3D Hilbert Curve Without Double-Length Edges?

Question

Are there any 3D hilbert curves wherein there are no double-length edges?

An example of a "double-length edge" would be the two sections outlined in red below:

Answer 1

In 3D, there are only three seven-segment polylines with vertices at the vertices of the unit cube and all segments axis-aligned, if we ignore their rotated and/or mirrored copies:

The middle one in black is the basic 3D Hilbert curve.

The left one in blue is similar to the basic 3D Hilbert curve, except that the copy in the third dimension is rotated by 90°. This causes the end point to be diagonally opposite to the initial point, which makes this one difficult to use.

The right one in red has no 2D equivalent; it is a 3D primitive. If closed, it matches the closed Hilbert curve, so in some sense it is a permutation of the 3D Hilbert curve (i.e., with a different open edge).

As far as I understand, none of the above recursively produce a space-filling curve without two consecutive line segments being parallel.
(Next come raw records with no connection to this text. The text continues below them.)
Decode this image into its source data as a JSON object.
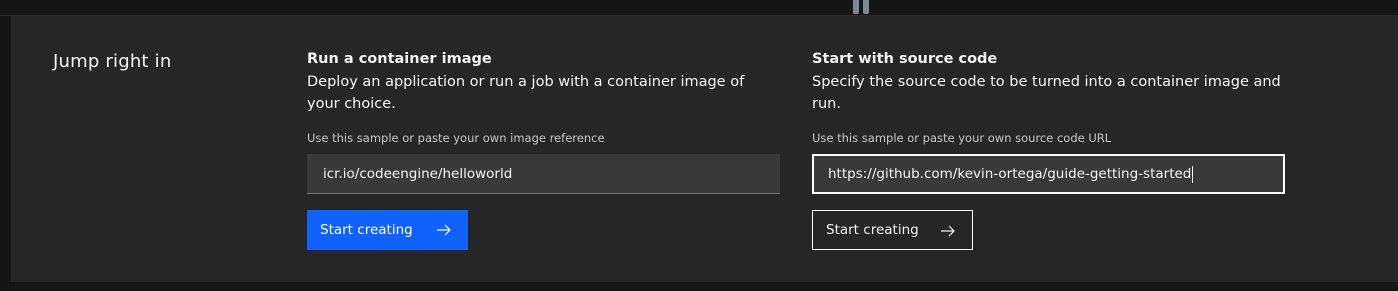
{
  "jump": {
    "title": "Jump right in"
  },
  "container_card": {
    "heading": "Run a container image",
    "description": "Deploy an application or run a job with a container image of your choice.",
    "field_label": "Use this sample or paste your own image reference",
    "input_value": "icr.io/codeengine/helloworld",
    "button_label": "Start creating",
    "button_icon": "arrow-right-icon"
  },
  "source_card": {
    "heading": "Start with source code",
    "description": "Specify the source code to be turned into a container image and run.",
    "field_label": "Use this sample or paste your own source code URL",
    "input_value": "https://github.com/kevin-ortega/guide-getting-started",
    "button_label": "Start creating",
    "button_icon": "arrow-right-icon"
  },
  "colors": {
    "background": "#161616",
    "panel": "#262626",
    "primary_button": "#0f62fe",
    "input_bg": "#393939",
    "text": "#f4f4f4",
    "label_text": "#c6c6c6"
  }
}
However, if we replace each edge in the middle/black curve with rotated (red) and rotated and mirrored (purple) copies of the right/red block, we get a $4 \times 4 \times 4$ curve, with no consecutive parallel line segments:

I do suspect that this approach does generalize (that is, one could replace each purple or red edge with a rotated and/or mirrored copy of the middle/black block, and get a $8 \times 8 \times 8$ curve with no consecutive parallel line segments; and so on for any $2^n \times 2^n \times 2^n$ lattice), but I have not verified this: I've only examined curves that fill a $4 \times 4 \times 4$ lattice.